Glory is a score that presents a unique concept in the composer's body of work. Except for four cues—the reception at the parents' house, the ten lashes of “The Whipping”, the sacking of the town of Darien, and the climactic charge—the score is a continuous sequence of three themes that are never orchestrated in quite the same way:
  • the military line "Blow the horn";
  • the soldier's conscience (Glory theme);
  • the melody that speaks to the 54th's trials and tribulations as well as to their accomplishments.
These themes are not linked to any specific character, but to concepts and emotions.
This link gives you access to an infographic based on the 2021 edition, showing the evolution of the themes throughout the movie’s storyline.

Many thanks to MV Gerhard and Neil S. Bulk for giving us the opportunity to write this article. 

Since you are here, know that our association James Horner Film Music is currenly deeply involved in four important projects created in collaboration with the composer's estate:
  • The writing and publication of the definitve biography on the composer and his career
  • The production of a documentary with brand new and exclusive footage
  • The creation of a CD album with unpublished works
  • The planning and organisation of a series of concerts
But we won't be able to accomplish these projects without you. Help us preserve and promote the legacy and life of James Horner. Join our adventurous journey today on our Patreon page.
Thank you!



  1. Lovely and informative review, thank you. Looking forward to receiving the new edition. What a lovely time that was, back when Glory and Field of Dreams came out, two of my very favourite Horner scores. So fresh and exciting.
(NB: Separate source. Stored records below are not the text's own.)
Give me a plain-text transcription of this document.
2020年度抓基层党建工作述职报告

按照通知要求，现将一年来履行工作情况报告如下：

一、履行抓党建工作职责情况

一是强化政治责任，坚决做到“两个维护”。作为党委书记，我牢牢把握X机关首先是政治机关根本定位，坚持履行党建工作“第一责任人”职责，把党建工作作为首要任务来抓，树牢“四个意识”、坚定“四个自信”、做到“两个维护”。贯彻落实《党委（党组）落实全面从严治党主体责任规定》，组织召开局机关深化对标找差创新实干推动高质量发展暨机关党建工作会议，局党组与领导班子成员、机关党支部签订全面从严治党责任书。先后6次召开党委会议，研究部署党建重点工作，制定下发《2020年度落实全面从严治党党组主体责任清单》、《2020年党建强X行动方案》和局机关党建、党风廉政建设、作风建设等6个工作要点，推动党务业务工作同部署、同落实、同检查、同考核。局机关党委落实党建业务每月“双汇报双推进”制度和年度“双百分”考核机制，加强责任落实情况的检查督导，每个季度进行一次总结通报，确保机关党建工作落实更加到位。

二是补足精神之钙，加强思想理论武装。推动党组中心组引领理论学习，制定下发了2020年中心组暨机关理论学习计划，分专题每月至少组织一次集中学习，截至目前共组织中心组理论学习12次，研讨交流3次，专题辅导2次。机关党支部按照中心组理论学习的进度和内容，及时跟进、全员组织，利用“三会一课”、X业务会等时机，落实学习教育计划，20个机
I miss those days (the reminder that it was 32 years ago was a rather sobering realisation; somehow it still feels like yesterday). But yes, Glory was, and is, simply magnificent.

  2. Congratulations to all at La-La Land for bringing forth this magnificent expanded edition of James Horner’s Glory. This is much more than a routine film and an average score.
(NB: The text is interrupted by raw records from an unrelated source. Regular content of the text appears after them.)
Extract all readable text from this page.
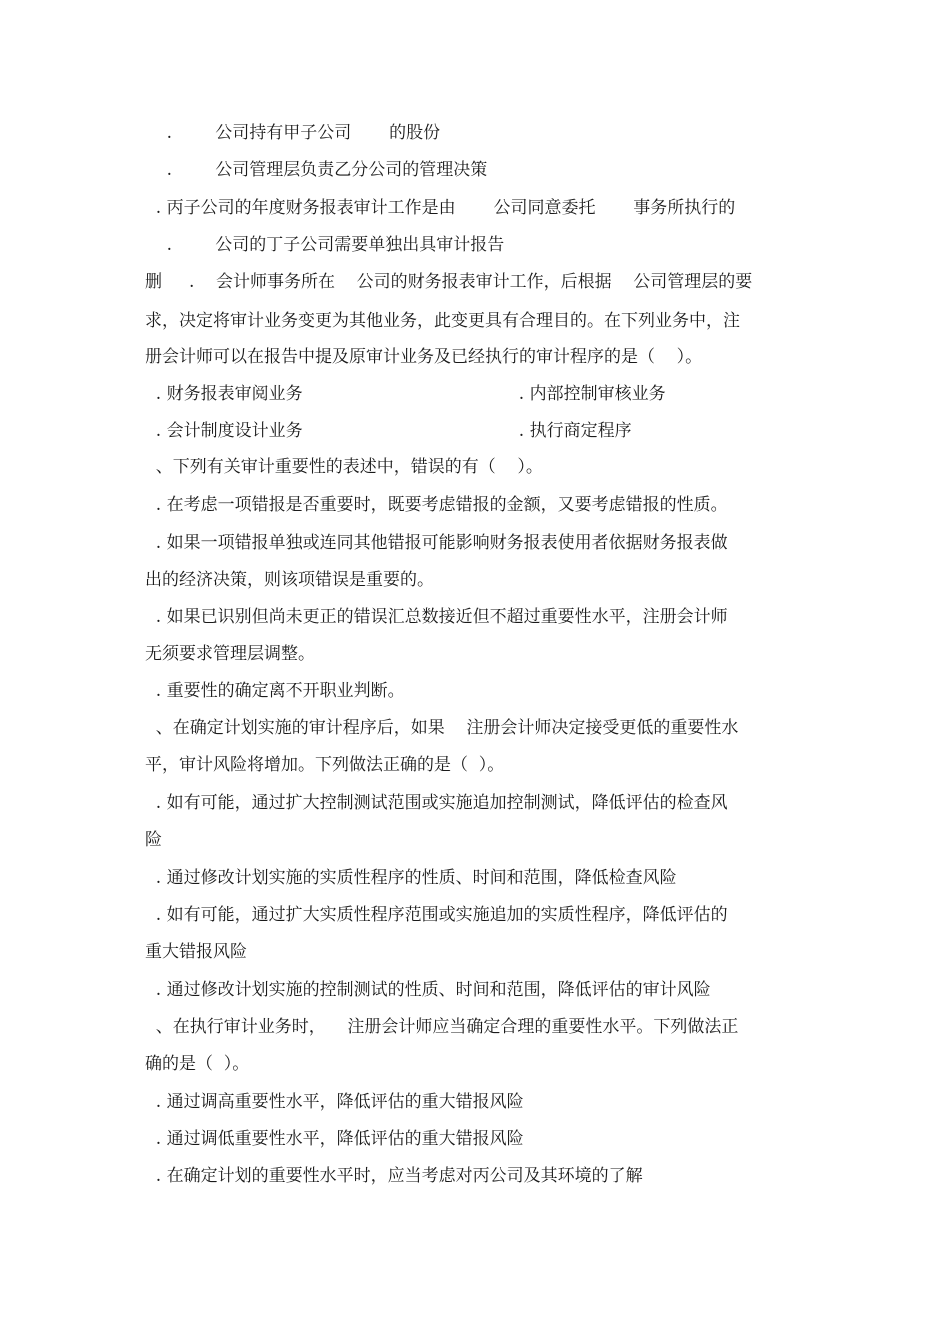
.        公司持有甲子公司       的股份
.        公司管理层负责乙分公司的管理决策
. 丙子公司的年度财务报表审计工作是由       公司同意委托       事务所执行的
.        公司的丁子公司需要单独出具审计报告
删     .    会计师事务所在    公司的财务报表审计工作，后根据    公司管理层的要
求，决定将审计业务变更为其他业务，此变更具有合理目的。在下列业务中，注
册会计师可以在报告中提及原审计业务及已经执行的审计程序的是（    ）。
. 财务报表审阅业务                                        . 内部控制审核业务
. 会计制度设计业务                                        . 执行商定程序
、下列有关审计重要性的表述中，错误的有（    ）。
. 在考虑一项错报是否重要时，既要考虑错报的金额，又要考虑错报的性质。
. 如果一项错报单独或连同其他错报可能影响财务报表使用者依据财务报表做
出的经济决策，则该项错误是重要的。
. 如果已识别但尚未更正的错误汇总数接近但不超过重要性水平，注册会计师
无须要求管理层调整。
. 重要性的确定离不开职业判断。
、在确定计划实施的审计程序后，如果    注册会计师决定接受更低的重要性水
平，审计风险将增加。下列做法正确的是（  ）。
. 如有可能，通过扩大控制测试范围或实施追加控制测试，降低评估的检查风
险
. 通过修改计划实施的实质性程序的性质、时间和范围，降低检查风险
. 如有可能，通过扩大实质性程序范围或实施追加的实质性程序，降低评估的
重大错报风险
. 通过修改计划实施的控制测试的性质、时间和范围，降低评估的审计风险
、在执行审计业务时，    注册会计师应当确定合理的重要性水平。下列做法正
确的是（  ）。
. 通过调高重要性水平，降低评估的重大错报风险
. 通过调低重要性水平，降低评估的重大错报风险
. 在确定计划的重要性水平时，应当考虑对丙公司及其环境的了解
    The term glory comes from the opening line and chorus of Battle Hymn of the Republic, dating from the time of the Civil War. But James Horner was keenly aware of the irony of the title–real glory has nothing to do with success on the battlefield, it’s about truly realising the republican ideals and aspiration articulated at the birth of an independent America. This is why the score has such a compelling sense of beauty and sadness, and encapsulates so powerfully the virtues of Liberty, Equality and Fraternity.
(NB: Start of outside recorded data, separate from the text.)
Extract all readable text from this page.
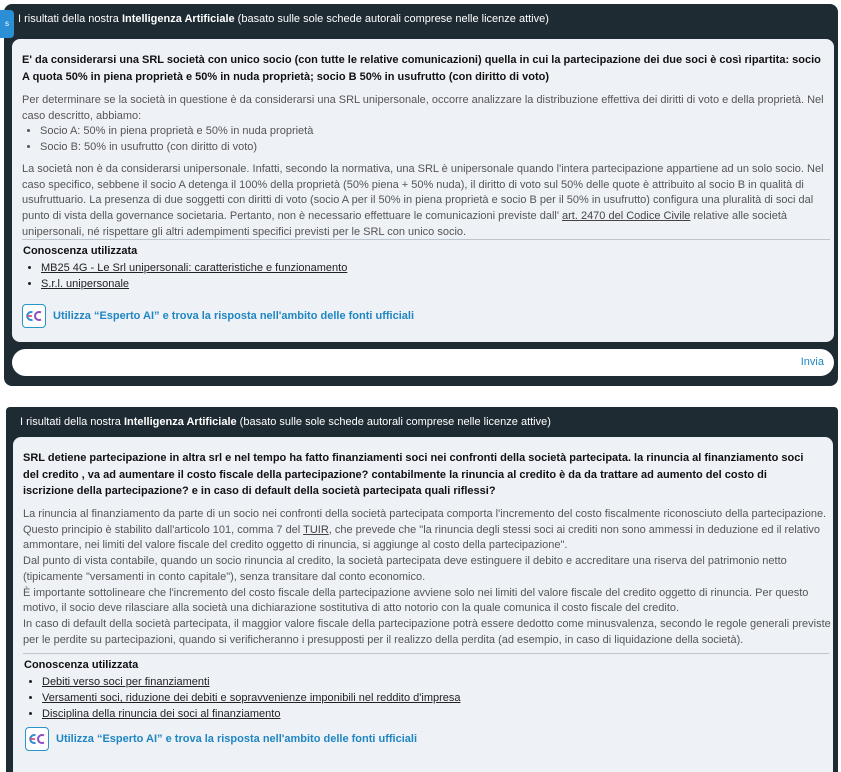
s I risultati della nostra Intelligenza Artificiale (basato sulle sole schede autorali comprese nelle licenze attive)

E' da considerarsi una SRL società con unico socio (con tutte le relative comunicazioni) quella in cui la partecipazione dei due soci è così ripartita: socio A quota 50% in piena proprietà e 50% in nuda proprietà; socio B 50% in usufrutto (con diritto di voto)

Per determinare se la società in questione è da considerarsi una SRL unipersonale, occorre analizzare la distribuzione effettiva dei diritti di voto e della proprietà. Nel caso descritto, abbiamo:

• Socio A: 50% in piena proprietà e 50% in nuda proprietà
• Socio B: 50% in usufrutto (con diritto di voto)

La società non è da considerarsi unipersonale. Infatti, secondo la normativa, una SRL è unipersonale quando l'intera partecipazione appartiene ad un solo socio. Nel caso specifico, sebbene il socio A detenga il 100% della proprietà (50% piena + 50% nuda), il diritto di voto sul 50% delle quote è attribuito al socio B in qualità di usufruttuario. La presenza di due soggetti con diritti di voto (socio A per il 50% in piena proprietà e socio B per il 50% in usufrutto) configura una pluralità di soci dal punto di vista della governance societaria. Pertanto, non è necessario effettuare le comunicazioni previste dall' art. 2470 del Codice Civile relative alle società unipersonali, né rispettare gli altri adempimenti specifici previsti per le SRL con unico socio.

Conoscenza utilizzata
• MB25 4G - Le Srl unipersonali: caratteristiche e funzionamento
• S.r.l. unipersonale
Utilizza “Esperto AI” e trova la risposta nell'ambito delle fonti ufficiali
Invia
I risultati della nostra Intelligenza Artificiale (basato sulle sole schede autorali comprese nelle licenze attive)

SRL detiene partecipazione in altra srl e nel tempo ha fatto finanziamenti soci nei confronti della società partecipata. la rinuncia al finanziamento soci del credito , va ad aumentare il costo fiscale della partecipazione? contabilmente la rinuncia al credito è da da trattare ad aumento del costo di iscrizione della partecipazione? e in caso di default della società partecipata quali riflessi?

La rinuncia al finanziamento da parte di un socio nei confronti della società partecipata comporta l'incremento del costo fiscalmente riconosciuto della partecipazione. Questo principio è stabilito dall'articolo 101, comma 7 del TUIR, che prevede che "la rinuncia degli stessi soci ai crediti non sono ammessi in deduzione ed il relativo ammontare, nei limiti del valore fiscale del credito oggetto di rinuncia, si aggiunge al costo della partecipazione".

Dal punto di vista contabile, quando un socio rinuncia al credito, la società partecipata deve estinguere il debito e accreditare una riserva del patrimonio netto (tipicamente "versamenti in conto capitale"), senza transitare dal conto economico.

È importante sottolineare che l'incremento del costo fiscale della partecipazione avviene solo nei limiti del valore fiscale del credito oggetto di rinuncia. Per questo motivo, il socio deve rilasciare alla società una dichiarazione sostitutiva di atto notorio con la quale comunica il costo fiscale del credito.

In caso di default della società partecipata, il maggior valore fiscale della partecipazione potrà essere dedotto come minusvalenza, secondo le regole generali previste per le perdite su partecipazioni, quando si verificheranno i presupposti per il realizzo della perdita (ad esempio, in caso di liquidazione della società).

Conoscenza utilizzata
• Debiti verso soci per finanziamenti
• Versamenti soci, riduzione dei debiti e sopravvenienze imponibili nel reddito d'impresa
• Disciplina della rinuncia dei soci al finanziamento
Utilizza “Esperto AI” e trova la risposta nell'ambito delle fonti ufficiali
    I think it is widely recognised that the US as a nation is more divided today that at any time since the Civil War. Society and politics are polarised, riven by acute differences in ideology, with an ever-widening gap between rich and poor, and standing at the centre of everything, the tree of racism continues to flourish, fed by stronger and deeper roots.
    As we watch America become more like a war zone, a film like Glory takes on increasing meaning and significance as the years go by. The Fort Wagner that features in the third act is not simply a strategic point on the landscape. It has manifested itself in a completely different way in the national psyche of the United States of the present day. The towering bulwarks of the metaphorical Fort Wagner are stoutly defended by Misinformation, Fear and Ignorance. Imprisoned within its forbidding walls are Peace, Love and Understanding, along with their equally important cousin, Truth. This makes Glory arguably the most important film for which James Horner provided a score. It is up to all Americans who detest what Fort Wagner represents to rally and, following the example of the heroic men of the 54th Regiment, storm and tear down its ramparts, setting those prisoners free.
    Watching Glory and listening to the beautiful music that James Horner wrote for it will not solve all our problems, but this is a film that has much to teach us, and if we are prepared to learn from it, encouraged by James Horner’s emotional score, then we’ve taken a step in the right direction.